After attending many of the submission processes for the Marine and Coastal Bill, she became convinced that the solution being proposed by the Government was not right for everyone.

"Until it is right, it shouldn't be passed. If we had tried to pass matrimonial property legislation in 1920, it wouldn't have got through. The time had to be right.

"The time is not right for the marine and coastal law. It will be abandoned at some stage."

Ms Calvert had an early win in Parliament when Attorney-general Chris Finlayson agreed to an amendment to the legislation which stopped the prospect of people being charged to use a beach.

The election year will give Ms Calvert a chance to travel widely campaigning on behalf of Act but she promised not to neglect Dunedin North, where she will be one of at least three MPs campaigning.

She was "officially" the Act representative for the South Island and her "electorate" was whoever she was speaking for in the South Island.

"It's not geographical. I will be speaking for all people who believe we belong to one country and that our laws have gone too far in the way they influence our lives."

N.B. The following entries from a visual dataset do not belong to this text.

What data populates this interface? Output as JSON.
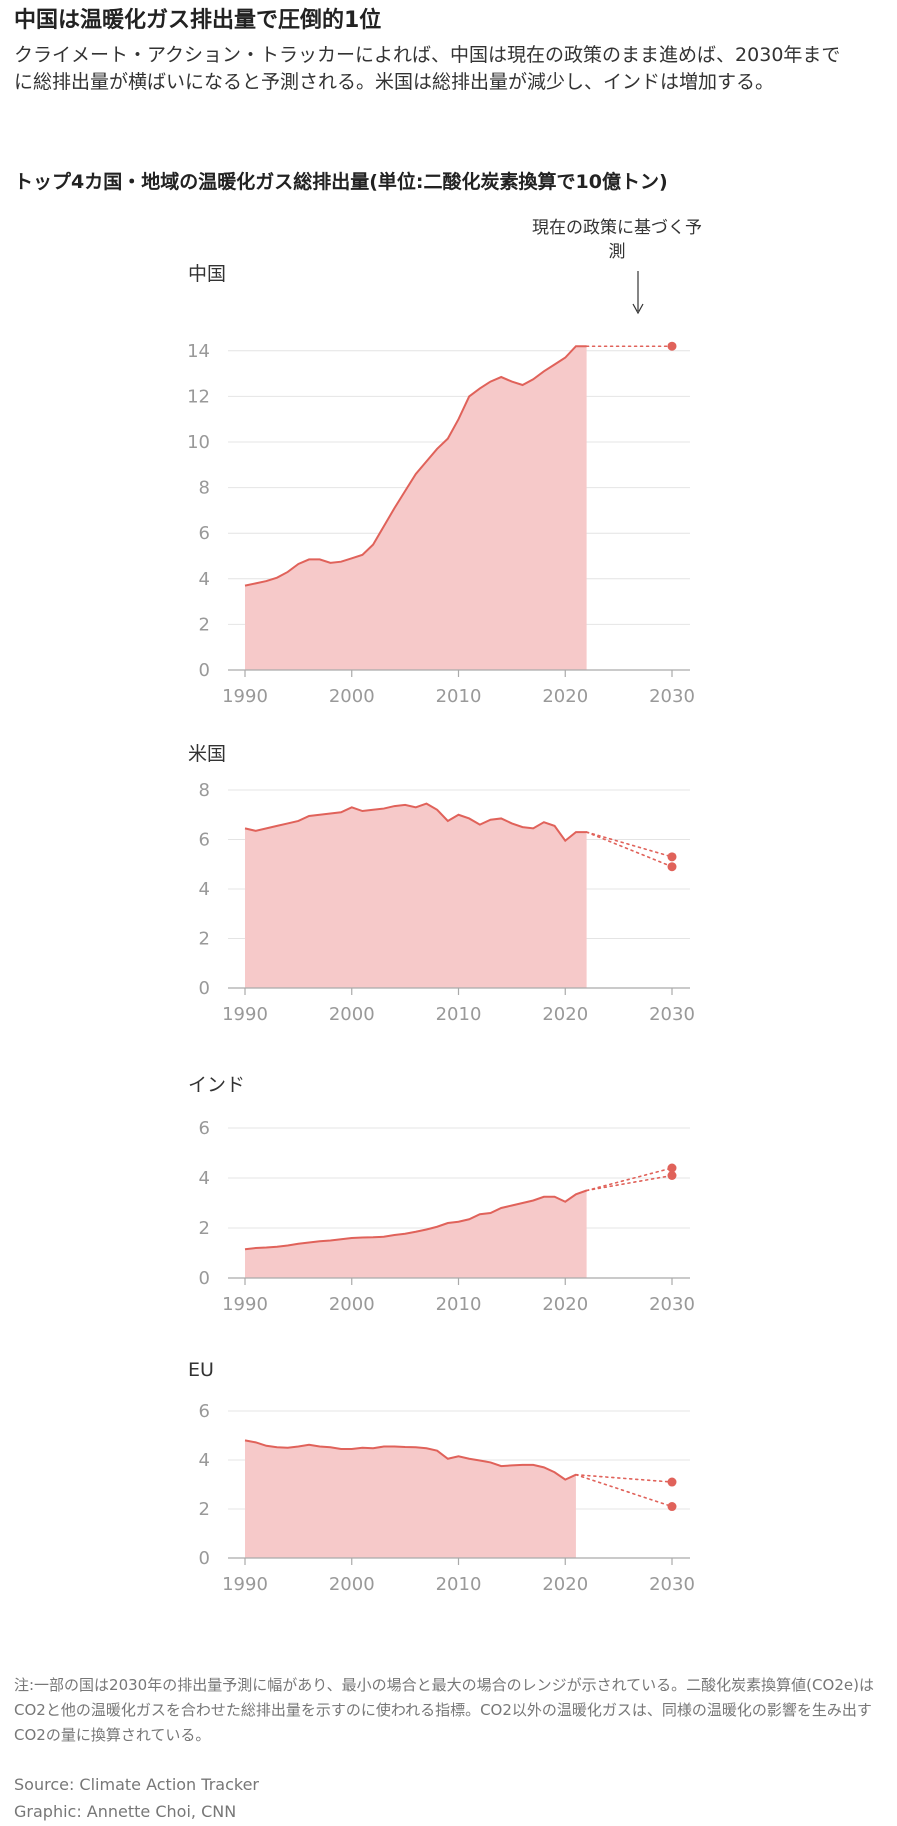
{
  "headline": "中国は温暖化ガス排出量で圧倒的1位",
  "dek": "クライメート・アクション・トラッカーによれば、中国は現在の政策のまま進めば、2030年までに総排出量が横ばいになると予測される。米国は総排出量が減少し、インドは増加する。",
  "subhead": "トップ4カ国・地域の温暖化ガス総排出量(単位:二酸化炭素換算で10億トン)",
  "annotation": "現在の政策に基づく予測",
  "colors": {
    "fill": "#f6c9c9",
    "line": "#e0625a",
    "grid": "#e4e4e4",
    "axis": "#aaaaaa",
    "tick": "#999999"
  },
  "chart_data": [
    {
      "type": "area",
      "title": "中国",
      "x": [
        1990,
        1991,
        1992,
        1993,
        1994,
        1995,
        1996,
        1997,
        1998,
        1999,
        2000,
        2001,
        2002,
        2003,
        2004,
        2005,
        2006,
        2007,
        2008,
        2009,
        2010,
        2011,
        2012,
        2013,
        2014,
        2015,
        2016,
        2017,
        2018,
        2019,
        2020,
        2021,
        2022
      ],
      "values": [
        3.7,
        3.8,
        3.9,
        4.05,
        4.3,
        4.65,
        4.85,
        4.85,
        4.7,
        4.75,
        4.9,
        5.05,
        5.5,
        6.3,
        7.1,
        7.85,
        8.6,
        9.15,
        9.7,
        10.15,
        11.0,
        12.0,
        12.35,
        12.65,
        12.85,
        12.65,
        12.5,
        12.75,
        13.1,
        13.4,
        13.7,
        14.2,
        14.2
      ],
      "projection": [
        {
          "x": [
            2022,
            2030
          ],
          "values": [
            14.2,
            14.2
          ]
        }
      ],
      "ylim": [
        0,
        15
      ],
      "yticks": [
        0,
        2,
        4,
        6,
        8,
        10,
        12,
        14
      ],
      "xticks": [
        1990,
        2000,
        2010,
        2020,
        2030
      ]
    },
    {
      "type": "area",
      "title": "米国",
      "x": [
        1990,
        1991,
        1992,
        1993,
        1994,
        1995,
        1996,
        1997,
        1998,
        1999,
        2000,
        2001,
        2002,
        2003,
        2004,
        2005,
        2006,
        2007,
        2008,
        2009,
        2010,
        2011,
        2012,
        2013,
        2014,
        2015,
        2016,
        2017,
        2018,
        2019,
        2020,
        2021,
        2022
      ],
      "values": [
        6.45,
        6.35,
        6.45,
        6.55,
        6.65,
        6.75,
        6.95,
        7.0,
        7.05,
        7.1,
        7.3,
        7.15,
        7.2,
        7.25,
        7.35,
        7.4,
        7.3,
        7.45,
        7.2,
        6.75,
        7.0,
        6.85,
        6.6,
        6.8,
        6.85,
        6.65,
        6.5,
        6.45,
        6.7,
        6.55,
        5.95,
        6.3,
        6.3
      ],
      "projection": [
        {
          "x": [
            2022,
            2030
          ],
          "values": [
            6.3,
            5.3
          ]
        },
        {
          "x": [
            2022,
            2030
          ],
          "values": [
            6.3,
            4.9
          ]
        }
      ],
      "ylim": [
        0,
        8
      ],
      "yticks": [
        0,
        2,
        4,
        6,
        8
      ],
      "xticks": [
        1990,
        2000,
        2010,
        2020,
        2030
      ]
    },
    {
      "type": "area",
      "title": "インド",
      "x": [
        1990,
        1991,
        1992,
        1993,
        1994,
        1995,
        1996,
        1997,
        1998,
        1999,
        2000,
        2001,
        2002,
        2003,
        2004,
        2005,
        2006,
        2007,
        2008,
        2009,
        2010,
        2011,
        2012,
        2013,
        2014,
        2015,
        2016,
        2017,
        2018,
        2019,
        2020,
        2021,
        2022
      ],
      "values": [
        1.15,
        1.2,
        1.22,
        1.25,
        1.3,
        1.37,
        1.42,
        1.47,
        1.5,
        1.55,
        1.6,
        1.62,
        1.63,
        1.65,
        1.72,
        1.77,
        1.85,
        1.94,
        2.05,
        2.2,
        2.25,
        2.35,
        2.55,
        2.6,
        2.8,
        2.9,
        3.0,
        3.1,
        3.25,
        3.25,
        3.05,
        3.35,
        3.5
      ],
      "projection": [
        {
          "x": [
            2022,
            2030
          ],
          "values": [
            3.5,
            4.4
          ]
        },
        {
          "x": [
            2022,
            2030
          ],
          "values": [
            3.5,
            4.1
          ]
        }
      ],
      "ylim": [
        0,
        6
      ],
      "yticks": [
        0,
        2,
        4,
        6
      ],
      "xticks": [
        1990,
        2000,
        2010,
        2020,
        2030
      ]
    },
    {
      "type": "area",
      "title": "EU",
      "x": [
        1990,
        1991,
        1992,
        1993,
        1994,
        1995,
        1996,
        1997,
        1998,
        1999,
        2000,
        2001,
        2002,
        2003,
        2004,
        2005,
        2006,
        2007,
        2008,
        2009,
        2010,
        2011,
        2012,
        2013,
        2014,
        2015,
        2016,
        2017,
        2018,
        2019,
        2020,
        2021
      ],
      "values": [
        4.8,
        4.72,
        4.58,
        4.52,
        4.5,
        4.55,
        4.62,
        4.55,
        4.52,
        4.45,
        4.45,
        4.5,
        4.48,
        4.55,
        4.55,
        4.53,
        4.52,
        4.48,
        4.38,
        4.05,
        4.15,
        4.05,
        3.98,
        3.9,
        3.75,
        3.78,
        3.8,
        3.8,
        3.7,
        3.5,
        3.2,
        3.4
      ],
      "projection": [
        {
          "x": [
            2021,
            2030
          ],
          "values": [
            3.4,
            3.1
          ]
        },
        {
          "x": [
            2021,
            2030
          ],
          "values": [
            3.4,
            2.1
          ]
        }
      ],
      "ylim": [
        0,
        6
      ],
      "yticks": [
        0,
        2,
        4,
        6
      ],
      "xticks": [
        1990,
        2000,
        2010,
        2020,
        2030
      ]
    }
  ],
  "note": "注:一部の国は2030年の排出量予測に幅があり、最小の場合と最大の場合のレンジが示されている。二酸化炭素換算値(CO2e)はCO2と他の温暖化ガスを合わせた総排出量を示すのに使われる指標。CO2以外の温暖化ガスは、同様の温暖化の影響を生み出すCO2の量に換算されている。",
  "source": "Source: Climate Action Tracker",
  "graphic": "Graphic: Annette Choi, CNN"
}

One of the expectations about the arrival of Ms Calvert in Parliament was that the Act message would again be unadulterated.

Living in Dunedin, she had not lost the main focus of Act, which was a low flat tax, minimal laws and regulations and freedom of choice.

Asked how that had gone since her arrival, she said Act was "back on track".

"People say they are pleased I am there, which is a bit sycophantic in itself. But then they add 'because you are an Act person'.

"I have been looking through Act's confidence and supply agreement and know we are picking off all our goals. When you look at that, despite the distractions, we know we have been noticed."

One of her challenges would be trying to ensure Act did not follow the lead of other parties who have been in Government.

Those parties had inevitably lost votes at the next election.

"Good ideas come from minority parties. We do have more influence than a Government MP on the back benches."

Ms Calvert said it was a privilege to be on the other side of law-making after spending most of her career as a lawyer but she also realised that time had to be made for her family and herself.

This year, she intended resuming playing the harp, continuing with her Spanish study and trying to keep up with her gardens.

"You have to set goals for yourself and, for me, music has to be part of the mix," she said.